Here is one cloud provider’s tips on how to prepare for and manage the day-to-day once you’ve migrated to the cloud.
Find a provider with a clear, straightforward management environment.
Cloud providers can put heavy demands on the IT team. For example, they can require the IT team to understand their particular kind of scripting, as well as configure their particular management tools, Schoenbeck said. It’s important for IT leaders to figure out what the day-to-day will look like and how much additional work will be put on your staff. “[There are] different types of clouds, different underlying hypervisors, different systems are going to throw off different kinds of metrics,” she said, adding that these conditions could mean that the successful cloud migration could in fact become “an ongoing burden on your team.”
A good strategy?

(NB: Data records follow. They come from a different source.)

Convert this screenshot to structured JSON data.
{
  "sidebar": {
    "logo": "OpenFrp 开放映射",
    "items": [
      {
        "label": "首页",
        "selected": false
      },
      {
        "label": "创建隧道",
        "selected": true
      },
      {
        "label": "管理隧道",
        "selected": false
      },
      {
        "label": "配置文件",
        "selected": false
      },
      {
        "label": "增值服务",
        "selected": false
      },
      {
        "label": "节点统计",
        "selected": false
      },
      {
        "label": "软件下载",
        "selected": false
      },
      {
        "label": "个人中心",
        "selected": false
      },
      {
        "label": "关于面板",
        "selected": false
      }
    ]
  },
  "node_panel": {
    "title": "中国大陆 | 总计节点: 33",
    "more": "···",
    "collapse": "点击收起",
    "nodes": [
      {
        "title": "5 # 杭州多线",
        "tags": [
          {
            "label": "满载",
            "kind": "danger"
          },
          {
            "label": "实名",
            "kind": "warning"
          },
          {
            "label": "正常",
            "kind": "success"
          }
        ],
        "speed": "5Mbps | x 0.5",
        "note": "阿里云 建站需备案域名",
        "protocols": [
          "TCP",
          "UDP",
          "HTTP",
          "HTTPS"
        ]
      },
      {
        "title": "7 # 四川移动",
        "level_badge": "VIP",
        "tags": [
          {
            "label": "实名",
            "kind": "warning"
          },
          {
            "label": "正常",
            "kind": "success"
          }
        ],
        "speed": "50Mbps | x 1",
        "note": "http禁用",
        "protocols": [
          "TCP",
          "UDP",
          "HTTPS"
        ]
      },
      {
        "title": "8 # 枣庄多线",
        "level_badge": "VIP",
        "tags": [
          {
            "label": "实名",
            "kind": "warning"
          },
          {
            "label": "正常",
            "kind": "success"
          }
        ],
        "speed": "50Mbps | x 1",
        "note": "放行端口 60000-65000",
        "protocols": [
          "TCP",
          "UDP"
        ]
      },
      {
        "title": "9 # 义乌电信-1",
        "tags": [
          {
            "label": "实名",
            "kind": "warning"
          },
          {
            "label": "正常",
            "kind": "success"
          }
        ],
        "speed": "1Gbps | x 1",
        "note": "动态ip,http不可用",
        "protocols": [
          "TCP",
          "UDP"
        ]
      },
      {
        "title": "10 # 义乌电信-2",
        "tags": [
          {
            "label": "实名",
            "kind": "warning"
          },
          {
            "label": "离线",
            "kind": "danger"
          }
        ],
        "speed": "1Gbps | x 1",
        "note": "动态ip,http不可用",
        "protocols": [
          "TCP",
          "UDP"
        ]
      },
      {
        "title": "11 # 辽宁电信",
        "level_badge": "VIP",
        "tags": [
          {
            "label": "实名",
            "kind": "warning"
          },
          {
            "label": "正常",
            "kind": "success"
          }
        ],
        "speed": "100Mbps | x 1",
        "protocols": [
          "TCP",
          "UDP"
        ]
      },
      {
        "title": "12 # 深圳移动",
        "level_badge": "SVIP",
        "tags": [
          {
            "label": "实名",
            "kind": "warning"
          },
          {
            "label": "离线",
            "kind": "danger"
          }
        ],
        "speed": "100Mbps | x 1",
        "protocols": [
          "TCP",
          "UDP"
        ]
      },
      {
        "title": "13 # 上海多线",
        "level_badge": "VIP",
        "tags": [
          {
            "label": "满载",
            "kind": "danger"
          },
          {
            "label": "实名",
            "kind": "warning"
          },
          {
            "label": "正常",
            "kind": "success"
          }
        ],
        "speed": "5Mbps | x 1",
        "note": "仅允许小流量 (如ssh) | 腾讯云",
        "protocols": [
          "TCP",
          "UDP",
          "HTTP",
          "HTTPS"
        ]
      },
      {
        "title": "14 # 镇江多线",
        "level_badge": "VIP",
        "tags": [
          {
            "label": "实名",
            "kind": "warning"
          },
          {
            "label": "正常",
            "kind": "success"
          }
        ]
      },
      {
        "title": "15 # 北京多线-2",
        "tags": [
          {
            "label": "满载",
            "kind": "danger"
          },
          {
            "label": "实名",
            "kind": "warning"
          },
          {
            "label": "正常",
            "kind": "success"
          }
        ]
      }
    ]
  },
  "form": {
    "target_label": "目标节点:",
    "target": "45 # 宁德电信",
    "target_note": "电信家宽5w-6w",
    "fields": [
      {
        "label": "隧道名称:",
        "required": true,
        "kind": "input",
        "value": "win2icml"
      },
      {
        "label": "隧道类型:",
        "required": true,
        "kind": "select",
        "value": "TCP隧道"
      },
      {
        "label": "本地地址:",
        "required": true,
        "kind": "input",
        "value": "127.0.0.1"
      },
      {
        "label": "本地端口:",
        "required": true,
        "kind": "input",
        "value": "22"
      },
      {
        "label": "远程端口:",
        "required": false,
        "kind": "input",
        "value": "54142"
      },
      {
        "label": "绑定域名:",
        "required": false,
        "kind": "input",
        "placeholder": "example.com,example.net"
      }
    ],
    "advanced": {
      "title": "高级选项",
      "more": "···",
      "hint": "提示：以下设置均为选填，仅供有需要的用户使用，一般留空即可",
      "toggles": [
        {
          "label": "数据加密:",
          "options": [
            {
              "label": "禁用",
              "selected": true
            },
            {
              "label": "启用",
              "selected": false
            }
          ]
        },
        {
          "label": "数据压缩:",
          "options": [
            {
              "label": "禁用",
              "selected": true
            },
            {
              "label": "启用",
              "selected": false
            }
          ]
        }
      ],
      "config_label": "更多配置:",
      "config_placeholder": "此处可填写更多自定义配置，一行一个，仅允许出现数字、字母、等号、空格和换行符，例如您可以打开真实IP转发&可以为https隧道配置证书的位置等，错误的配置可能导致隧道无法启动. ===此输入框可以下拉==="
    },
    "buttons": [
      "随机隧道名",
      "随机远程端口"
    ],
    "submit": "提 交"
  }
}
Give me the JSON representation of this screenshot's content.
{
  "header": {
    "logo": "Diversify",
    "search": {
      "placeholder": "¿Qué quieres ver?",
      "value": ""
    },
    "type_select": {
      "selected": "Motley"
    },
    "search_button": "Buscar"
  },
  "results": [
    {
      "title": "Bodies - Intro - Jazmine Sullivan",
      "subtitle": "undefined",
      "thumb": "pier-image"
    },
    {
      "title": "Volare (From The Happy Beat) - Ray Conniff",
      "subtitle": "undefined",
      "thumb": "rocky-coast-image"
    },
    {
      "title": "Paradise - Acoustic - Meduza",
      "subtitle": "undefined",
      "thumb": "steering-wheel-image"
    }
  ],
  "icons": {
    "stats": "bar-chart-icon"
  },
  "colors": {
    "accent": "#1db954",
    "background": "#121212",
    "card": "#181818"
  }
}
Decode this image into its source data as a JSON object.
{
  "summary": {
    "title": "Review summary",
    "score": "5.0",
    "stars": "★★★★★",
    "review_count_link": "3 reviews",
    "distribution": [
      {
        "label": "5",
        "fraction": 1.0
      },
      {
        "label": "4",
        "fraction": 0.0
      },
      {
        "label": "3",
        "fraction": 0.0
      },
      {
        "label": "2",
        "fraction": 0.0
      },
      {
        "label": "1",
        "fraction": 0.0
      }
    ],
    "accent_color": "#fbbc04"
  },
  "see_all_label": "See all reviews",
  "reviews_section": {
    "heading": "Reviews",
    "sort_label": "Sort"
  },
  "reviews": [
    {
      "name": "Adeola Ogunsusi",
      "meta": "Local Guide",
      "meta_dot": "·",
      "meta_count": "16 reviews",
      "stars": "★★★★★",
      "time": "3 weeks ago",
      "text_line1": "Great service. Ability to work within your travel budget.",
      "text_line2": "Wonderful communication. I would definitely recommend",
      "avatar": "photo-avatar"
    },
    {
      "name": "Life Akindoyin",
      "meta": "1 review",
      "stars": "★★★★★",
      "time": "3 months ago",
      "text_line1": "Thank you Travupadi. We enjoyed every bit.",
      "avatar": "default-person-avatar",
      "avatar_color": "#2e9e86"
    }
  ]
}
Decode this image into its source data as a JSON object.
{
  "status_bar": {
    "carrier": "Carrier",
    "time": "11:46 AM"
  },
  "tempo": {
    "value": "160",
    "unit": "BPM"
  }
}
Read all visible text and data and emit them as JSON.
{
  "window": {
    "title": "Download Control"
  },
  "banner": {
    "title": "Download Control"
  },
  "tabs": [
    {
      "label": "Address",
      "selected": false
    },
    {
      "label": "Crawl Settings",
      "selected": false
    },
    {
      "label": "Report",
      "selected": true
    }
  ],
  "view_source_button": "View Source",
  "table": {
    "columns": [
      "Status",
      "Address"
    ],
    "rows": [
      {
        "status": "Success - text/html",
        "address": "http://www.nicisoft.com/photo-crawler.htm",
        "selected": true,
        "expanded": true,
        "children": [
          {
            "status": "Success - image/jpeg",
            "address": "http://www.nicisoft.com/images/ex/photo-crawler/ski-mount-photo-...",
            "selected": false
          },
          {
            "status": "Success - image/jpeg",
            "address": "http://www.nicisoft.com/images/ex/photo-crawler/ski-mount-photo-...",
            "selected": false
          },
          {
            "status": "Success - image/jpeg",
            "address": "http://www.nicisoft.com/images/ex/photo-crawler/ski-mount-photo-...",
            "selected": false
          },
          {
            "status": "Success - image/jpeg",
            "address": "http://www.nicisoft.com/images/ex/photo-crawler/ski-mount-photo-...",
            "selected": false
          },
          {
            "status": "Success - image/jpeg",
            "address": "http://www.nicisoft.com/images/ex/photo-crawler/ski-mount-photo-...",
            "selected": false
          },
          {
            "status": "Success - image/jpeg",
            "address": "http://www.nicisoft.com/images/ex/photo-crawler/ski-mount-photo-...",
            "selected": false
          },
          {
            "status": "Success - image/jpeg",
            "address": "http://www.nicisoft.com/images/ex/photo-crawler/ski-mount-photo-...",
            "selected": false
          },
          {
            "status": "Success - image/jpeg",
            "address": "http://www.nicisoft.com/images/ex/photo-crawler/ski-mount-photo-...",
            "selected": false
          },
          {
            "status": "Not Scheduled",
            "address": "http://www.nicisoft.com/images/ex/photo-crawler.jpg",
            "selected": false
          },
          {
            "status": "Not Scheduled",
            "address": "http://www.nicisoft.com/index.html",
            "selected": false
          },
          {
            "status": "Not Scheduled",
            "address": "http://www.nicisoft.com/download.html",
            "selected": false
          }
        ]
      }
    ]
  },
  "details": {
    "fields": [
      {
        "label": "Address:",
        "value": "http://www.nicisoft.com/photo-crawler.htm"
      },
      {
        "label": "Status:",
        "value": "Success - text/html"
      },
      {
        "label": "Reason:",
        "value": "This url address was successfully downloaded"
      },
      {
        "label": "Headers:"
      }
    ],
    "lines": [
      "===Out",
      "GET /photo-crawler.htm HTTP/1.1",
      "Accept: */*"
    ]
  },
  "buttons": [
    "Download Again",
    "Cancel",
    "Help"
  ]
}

Find a cloud service that has an environment close to your on-premises environment, so it will be easier to operate and easier to evaluate if something goes wrong, Schoenbeck said.
Don’t get stuck with an unexpected bill.
“We always want to know what our costs are going to be. One of the big concerns moving to the cloud is maybe these costs could be very variable, and I might be stuck with a bill I didn’t anticipate,” Schoenbeck said.
She outlined two ways to mitigate that risk.
First, an IT leader or company could go with a provider who uses a reservation pricing model, which means that your costs are fixed month-to-month and you’ve basically reserved a pool of resources in the same way that you might have an on-premises pool of resources to allocate however you like,” Schoenbeck said.
The second option is a pay-as-you-go or the bursting model. With this model Schoenbeck said it’s important “to look for [a provider] who’s going to be really transparent on what you’ve spent so far and, in fact, even predictive about what you will be spending if your behavior continues as it is.”
This visibility will also allow IT leaders to communicate with stakeholders, the procurement team, and whoever else might want or need to know what the bill will likely be at the end of the month, she said.
Look for a provider with a customer-driven roadmap.
Schoenbeck said that some cloud providers will invest very little in management support. As your company juggles more and more projects in the cloud, it then becomes “more and more difficult to operate [and] you don’t actually have anybody… to help ease the way.”
That’s why it’s always important to look at the support options that come with the cloud service you’re planning to migrate to, Schoenbeck advises. She suggests that IT leaders choose a cloud provider that is going to work with you and work with what you need so that the management burden is minimized.
“Often times that’s going to make a big difference in what this means for your team operationally,” Schoenbeck said.